We can also adjust our response to unused medication. To me, it seems wasteful to just throw them away. Maybe we need to rethink this strategy – after all, if a capsule or tablet is still in date and sealed in a blister pack surely it can be reused.
Surprisingly, some medications under the $30 threshold may already be cheaper to get as a private prescription in a 60-day or more pack size.
For example, Chemist Warehouse will sell 30 omeprazole for $7.99 whether you have a private or PBS prescription.
Medication shortages
The spectre of empty shelves has been raised. But come September, there will be no tsunami of new prescriptions when everyone comes in with a 60-day prescription.
And as Federal Health and Aged Care Minister Mark Butler points out, of the 325 medicines affected only seven of them are experiencing supply shortages.
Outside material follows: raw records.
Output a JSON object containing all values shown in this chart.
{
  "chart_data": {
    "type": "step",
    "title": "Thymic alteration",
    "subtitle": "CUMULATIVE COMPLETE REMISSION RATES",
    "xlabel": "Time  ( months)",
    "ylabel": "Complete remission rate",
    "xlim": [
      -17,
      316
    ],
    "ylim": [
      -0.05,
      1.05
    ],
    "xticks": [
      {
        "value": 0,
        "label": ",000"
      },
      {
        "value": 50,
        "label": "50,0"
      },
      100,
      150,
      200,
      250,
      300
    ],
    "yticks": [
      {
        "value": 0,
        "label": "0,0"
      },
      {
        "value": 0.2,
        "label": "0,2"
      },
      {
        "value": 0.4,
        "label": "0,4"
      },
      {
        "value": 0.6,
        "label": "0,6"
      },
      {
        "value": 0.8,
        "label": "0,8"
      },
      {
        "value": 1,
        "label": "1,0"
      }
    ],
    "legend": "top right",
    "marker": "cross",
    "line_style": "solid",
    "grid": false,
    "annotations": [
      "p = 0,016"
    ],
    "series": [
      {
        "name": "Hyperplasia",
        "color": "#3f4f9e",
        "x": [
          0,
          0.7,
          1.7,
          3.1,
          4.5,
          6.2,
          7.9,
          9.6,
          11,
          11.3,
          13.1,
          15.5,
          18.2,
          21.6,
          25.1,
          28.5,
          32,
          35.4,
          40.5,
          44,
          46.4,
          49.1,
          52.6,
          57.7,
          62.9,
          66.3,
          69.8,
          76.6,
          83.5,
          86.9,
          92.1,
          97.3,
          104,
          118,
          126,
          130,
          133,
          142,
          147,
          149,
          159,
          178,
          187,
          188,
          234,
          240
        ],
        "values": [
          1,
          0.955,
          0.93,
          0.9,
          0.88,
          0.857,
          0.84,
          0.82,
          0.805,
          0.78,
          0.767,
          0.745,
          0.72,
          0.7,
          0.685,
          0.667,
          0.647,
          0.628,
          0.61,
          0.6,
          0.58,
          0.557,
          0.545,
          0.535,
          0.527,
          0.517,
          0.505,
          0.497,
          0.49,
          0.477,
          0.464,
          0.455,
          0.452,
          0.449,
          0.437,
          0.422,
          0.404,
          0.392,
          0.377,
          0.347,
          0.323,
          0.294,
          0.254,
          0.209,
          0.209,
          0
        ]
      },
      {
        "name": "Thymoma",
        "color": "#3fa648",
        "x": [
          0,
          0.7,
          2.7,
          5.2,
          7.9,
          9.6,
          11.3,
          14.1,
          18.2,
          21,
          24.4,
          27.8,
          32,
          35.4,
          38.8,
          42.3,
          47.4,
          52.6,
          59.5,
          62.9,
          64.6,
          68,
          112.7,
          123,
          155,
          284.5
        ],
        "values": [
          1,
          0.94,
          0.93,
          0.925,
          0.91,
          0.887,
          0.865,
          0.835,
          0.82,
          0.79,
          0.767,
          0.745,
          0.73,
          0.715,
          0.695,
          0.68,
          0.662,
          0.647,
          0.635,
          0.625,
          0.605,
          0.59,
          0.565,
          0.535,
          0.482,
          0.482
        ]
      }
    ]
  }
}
For an explanation as to why Australia has drug shortages this article discusses where we sit in the global pharmaceutical supply chain.
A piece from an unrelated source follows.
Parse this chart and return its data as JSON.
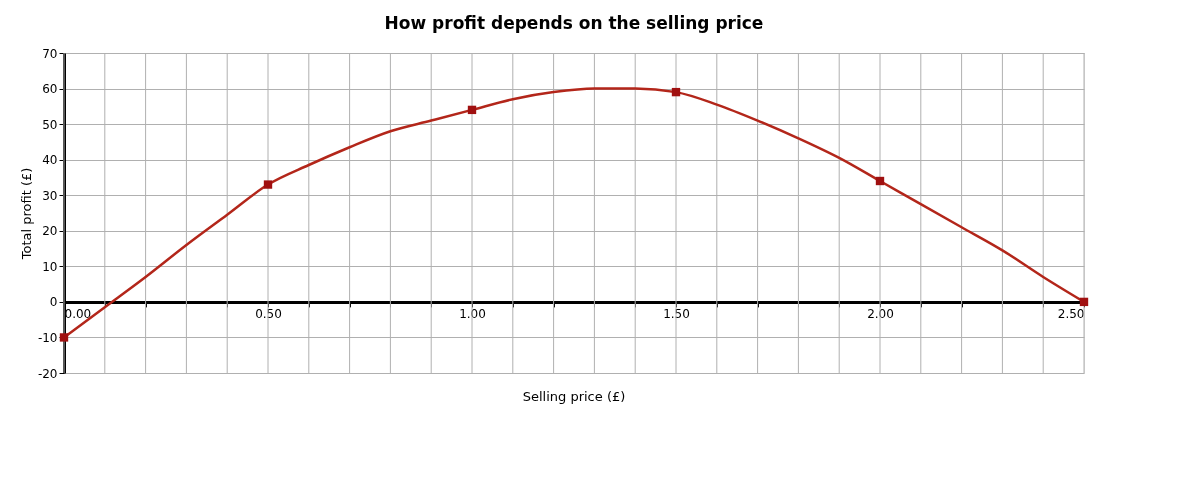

To help safeguard against shortages, in October 2022, the PBS introduced a Medicines Supply Security Guarantee, which requires manufacturers to hold a minimum of either four or six months’ of stock in Australia. The 60-day dispensing change may mean that this may strategy need to be tweaked, but that remains to be seen.
Today, I prescribed 12 acute care scripts and 16 chronic disease scripts, of which 14 would be suitable for 60-day supply, and four Webster scripts where it won’t make a difference to stock levels. That was a typical day prescribing for me.
Positives
Aside from the money saved on dispensing fees, patients who have a disability, don’t have access to transport or live far from a pharmacy will be grateful they don’t have to make a monthly journey for medications.
By reducing the daily dispensing load, pharmacists will also have a greater opportunity to do the things they have been trained for – to discuss medication with the patient and deal with the simple health problems that people visit a pharmacy for.
Finally, I do see some other issues, all of which are manageable:
- Updating prescribing and dispensing programs with the new 60-day option
- Manufacturers increasing pack sizes
- Confusion for some patients on polypharmacy who have some medication in 30-day supplies and some in 60-day supplies
In my opinion, none of these are a roadblock to healthcare savings for those on multiple medications.